Схватив сигарету, Заздравнов занавесился на дальняке.

– Куда пошел? – хохотнул вдогонку мошенник, перекрикивая шумящую воду в унитазе.

– Надавило на клапан.

– Хочешь, я тебе подавлю? – резвился Шер.

– Не понял! – промычало за загородкой.

– Да все ты понял. Ты туда не ср… а курить ходишь. На клапан ему надавило.

– Правда, прихватило, – снова стал оправдываться разбойник.

– А я, по-твоему, идиот, по звуку воды не могу определить. Туда же ничего не падает. Так что, Леша, не надо здесь засранство симулировать. Подписался на поср…, будь мужчиной – ср…, а не кури втихушку на параше.

– Ты говори, да не заговаривайся! – свирепо прогремел Космонавт.

– Ты мне угрожаешь?! – взвизгнул Слава. – Не, Вань, ты это слышал? Он мне угрожает. Конечно, я больной и старый журналист, а ты, Леша, здоровое, крепкое быдл… бык, здоровый и крепкий. В легкую можешь меня убить или покалечить, только спросят с тебя потом как с гада, потому что я живу по понятиям, а ты черт закатушечный…

– Ответишь за свои слова! – взревел Заздравнов, вылезая из-за занавески. Лицевые бугры залились багрянцем, пустые глаза стелила красная пелена.

Шер, сообразив, что малость перебрал, стал перекручивать разговор, пытаясь снова загнать разъяренного оппонента в оборону.
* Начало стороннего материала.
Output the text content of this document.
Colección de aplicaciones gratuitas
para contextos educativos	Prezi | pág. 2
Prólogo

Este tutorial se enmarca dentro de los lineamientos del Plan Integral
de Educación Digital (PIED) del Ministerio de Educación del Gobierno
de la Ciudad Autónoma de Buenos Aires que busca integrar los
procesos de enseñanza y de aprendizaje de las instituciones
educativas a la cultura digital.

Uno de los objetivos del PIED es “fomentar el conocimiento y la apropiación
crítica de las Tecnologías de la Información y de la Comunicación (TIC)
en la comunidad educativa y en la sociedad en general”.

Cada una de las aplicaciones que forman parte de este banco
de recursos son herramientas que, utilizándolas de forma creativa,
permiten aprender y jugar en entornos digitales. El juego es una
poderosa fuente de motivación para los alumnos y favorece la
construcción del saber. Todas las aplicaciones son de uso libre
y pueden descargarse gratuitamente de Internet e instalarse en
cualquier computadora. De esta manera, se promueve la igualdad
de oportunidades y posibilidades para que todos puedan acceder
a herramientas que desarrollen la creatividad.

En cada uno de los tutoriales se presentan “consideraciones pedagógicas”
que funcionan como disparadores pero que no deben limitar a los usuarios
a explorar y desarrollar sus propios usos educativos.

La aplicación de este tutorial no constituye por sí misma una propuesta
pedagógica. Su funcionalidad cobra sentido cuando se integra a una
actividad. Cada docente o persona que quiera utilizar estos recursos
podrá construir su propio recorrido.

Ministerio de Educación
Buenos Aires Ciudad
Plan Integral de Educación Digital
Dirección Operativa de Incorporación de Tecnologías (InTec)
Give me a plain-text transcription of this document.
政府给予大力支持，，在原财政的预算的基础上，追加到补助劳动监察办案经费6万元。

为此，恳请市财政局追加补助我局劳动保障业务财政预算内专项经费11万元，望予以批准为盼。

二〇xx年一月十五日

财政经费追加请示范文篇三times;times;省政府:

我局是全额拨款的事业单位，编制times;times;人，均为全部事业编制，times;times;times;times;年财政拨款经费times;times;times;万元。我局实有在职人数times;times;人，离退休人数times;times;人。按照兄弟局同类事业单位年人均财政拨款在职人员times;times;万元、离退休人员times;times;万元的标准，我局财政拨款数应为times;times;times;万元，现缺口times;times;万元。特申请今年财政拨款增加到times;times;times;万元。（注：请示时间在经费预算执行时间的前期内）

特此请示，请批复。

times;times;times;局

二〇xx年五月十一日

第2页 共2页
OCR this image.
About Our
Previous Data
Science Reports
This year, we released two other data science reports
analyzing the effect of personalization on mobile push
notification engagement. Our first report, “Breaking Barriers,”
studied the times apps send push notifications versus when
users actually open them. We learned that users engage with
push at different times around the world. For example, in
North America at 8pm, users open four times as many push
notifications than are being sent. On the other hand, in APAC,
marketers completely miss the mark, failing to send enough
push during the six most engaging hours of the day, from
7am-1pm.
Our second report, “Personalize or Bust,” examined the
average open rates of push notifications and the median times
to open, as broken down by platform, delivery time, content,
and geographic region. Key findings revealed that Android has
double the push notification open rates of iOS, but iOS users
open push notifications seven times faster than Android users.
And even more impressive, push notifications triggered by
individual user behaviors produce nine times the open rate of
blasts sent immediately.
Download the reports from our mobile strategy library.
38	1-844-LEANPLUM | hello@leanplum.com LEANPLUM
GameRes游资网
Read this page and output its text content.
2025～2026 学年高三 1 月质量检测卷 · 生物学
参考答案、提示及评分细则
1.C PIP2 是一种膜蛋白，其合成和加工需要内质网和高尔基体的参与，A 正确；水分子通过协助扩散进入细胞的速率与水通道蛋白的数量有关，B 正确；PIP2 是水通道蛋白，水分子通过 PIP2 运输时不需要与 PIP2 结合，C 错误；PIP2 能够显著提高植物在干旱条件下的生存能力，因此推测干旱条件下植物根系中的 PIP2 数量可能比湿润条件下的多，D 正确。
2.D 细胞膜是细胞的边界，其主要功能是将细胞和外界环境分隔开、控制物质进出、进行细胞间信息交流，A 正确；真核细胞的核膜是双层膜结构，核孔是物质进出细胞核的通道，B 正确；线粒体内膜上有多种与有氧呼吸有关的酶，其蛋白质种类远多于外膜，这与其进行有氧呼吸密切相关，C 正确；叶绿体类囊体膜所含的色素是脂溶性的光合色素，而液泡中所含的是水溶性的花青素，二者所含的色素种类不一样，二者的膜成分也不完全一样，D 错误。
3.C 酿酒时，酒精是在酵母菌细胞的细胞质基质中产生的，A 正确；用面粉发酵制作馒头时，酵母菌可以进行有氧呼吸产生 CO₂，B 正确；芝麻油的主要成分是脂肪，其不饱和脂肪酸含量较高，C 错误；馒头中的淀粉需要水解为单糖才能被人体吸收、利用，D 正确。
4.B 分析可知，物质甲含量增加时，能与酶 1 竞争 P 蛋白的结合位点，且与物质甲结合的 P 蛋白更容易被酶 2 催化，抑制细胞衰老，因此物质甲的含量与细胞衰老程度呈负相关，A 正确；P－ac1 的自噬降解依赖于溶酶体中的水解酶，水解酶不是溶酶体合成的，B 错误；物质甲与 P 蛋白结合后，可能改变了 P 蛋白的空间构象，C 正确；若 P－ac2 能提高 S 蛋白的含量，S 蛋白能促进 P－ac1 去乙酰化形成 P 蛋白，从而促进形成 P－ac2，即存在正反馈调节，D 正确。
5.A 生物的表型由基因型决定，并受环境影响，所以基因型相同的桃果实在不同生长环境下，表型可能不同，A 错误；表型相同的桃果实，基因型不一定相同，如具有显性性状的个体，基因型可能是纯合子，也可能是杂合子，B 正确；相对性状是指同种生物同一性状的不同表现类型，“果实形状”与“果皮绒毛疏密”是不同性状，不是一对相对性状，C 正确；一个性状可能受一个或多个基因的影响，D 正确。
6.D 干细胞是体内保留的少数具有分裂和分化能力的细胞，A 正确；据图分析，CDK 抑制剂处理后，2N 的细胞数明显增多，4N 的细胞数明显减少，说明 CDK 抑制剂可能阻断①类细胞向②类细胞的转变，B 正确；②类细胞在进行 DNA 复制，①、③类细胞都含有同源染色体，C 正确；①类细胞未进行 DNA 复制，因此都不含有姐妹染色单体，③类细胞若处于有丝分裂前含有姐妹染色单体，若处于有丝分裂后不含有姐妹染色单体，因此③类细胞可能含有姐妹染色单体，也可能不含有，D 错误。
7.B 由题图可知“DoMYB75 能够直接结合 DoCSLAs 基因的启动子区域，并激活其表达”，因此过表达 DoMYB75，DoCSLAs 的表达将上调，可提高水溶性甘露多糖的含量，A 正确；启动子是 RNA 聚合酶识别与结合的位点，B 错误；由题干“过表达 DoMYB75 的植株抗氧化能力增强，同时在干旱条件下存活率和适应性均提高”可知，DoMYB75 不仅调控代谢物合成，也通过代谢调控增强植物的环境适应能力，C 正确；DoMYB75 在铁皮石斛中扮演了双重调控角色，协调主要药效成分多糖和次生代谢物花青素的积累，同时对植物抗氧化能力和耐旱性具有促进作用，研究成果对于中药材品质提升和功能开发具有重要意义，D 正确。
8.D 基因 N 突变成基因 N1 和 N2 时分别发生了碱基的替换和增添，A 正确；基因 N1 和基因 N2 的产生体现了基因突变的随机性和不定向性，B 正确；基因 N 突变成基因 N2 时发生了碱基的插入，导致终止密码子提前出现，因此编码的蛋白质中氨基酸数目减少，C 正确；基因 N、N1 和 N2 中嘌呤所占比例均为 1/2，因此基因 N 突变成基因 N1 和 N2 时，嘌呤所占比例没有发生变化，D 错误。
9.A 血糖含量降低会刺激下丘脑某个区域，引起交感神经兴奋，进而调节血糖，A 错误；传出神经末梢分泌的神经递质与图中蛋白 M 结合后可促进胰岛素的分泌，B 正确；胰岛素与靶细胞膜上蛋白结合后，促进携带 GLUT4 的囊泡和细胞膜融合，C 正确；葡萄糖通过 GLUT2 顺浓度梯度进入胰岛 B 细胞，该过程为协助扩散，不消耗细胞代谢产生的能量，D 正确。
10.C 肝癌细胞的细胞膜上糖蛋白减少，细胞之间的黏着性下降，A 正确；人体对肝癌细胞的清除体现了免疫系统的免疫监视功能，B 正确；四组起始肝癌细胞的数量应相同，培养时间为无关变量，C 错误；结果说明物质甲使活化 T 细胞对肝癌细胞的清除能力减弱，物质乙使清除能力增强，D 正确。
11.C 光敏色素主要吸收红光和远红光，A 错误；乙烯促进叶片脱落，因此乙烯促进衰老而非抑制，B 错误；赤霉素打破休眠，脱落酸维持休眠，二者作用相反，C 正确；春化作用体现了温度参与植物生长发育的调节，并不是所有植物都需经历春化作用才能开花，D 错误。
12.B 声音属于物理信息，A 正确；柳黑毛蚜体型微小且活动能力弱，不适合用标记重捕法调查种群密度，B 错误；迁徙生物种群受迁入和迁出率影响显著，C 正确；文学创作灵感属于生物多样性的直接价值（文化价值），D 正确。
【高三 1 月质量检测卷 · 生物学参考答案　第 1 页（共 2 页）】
– Леша, дорогой, личного у меня к тебе ничего нет, – широко улыбаясь и глядя в глаза, Слава «заякорил» собеседника, легко коснувшись ладонью его локтя. – Просто поступки за тобой бл…ские числятся.

– К-к-какие? – охолонулся Заздравнов, сохраняя сжатыми кулаки, все еще угрожавшие Шеру сиюминутной расправой.

– Ну ты в натуре, как будто вчера заехал, – по-отечески вкрадчиво продолжал Слава, мастерски остужая градус кипения. – Ты же людей за деньги убивал, а это бл…ский поступок.

– Время такое было, – окончательно сдулся Космонавт.

– Время-то оно, конечно, идет, меняется. А понятия постоянны. Так вот, Леша, – назидательно вздохнув, Шер решил добить дурака жалостью. – Спишь ты плохо, гоняешь много, совсем себя не бережешь. Отсюда озлобленность, отсюда истерики.

– Не могу я спать, – заскулил Заздравнов. – Видишь, не дают они мне снотворного.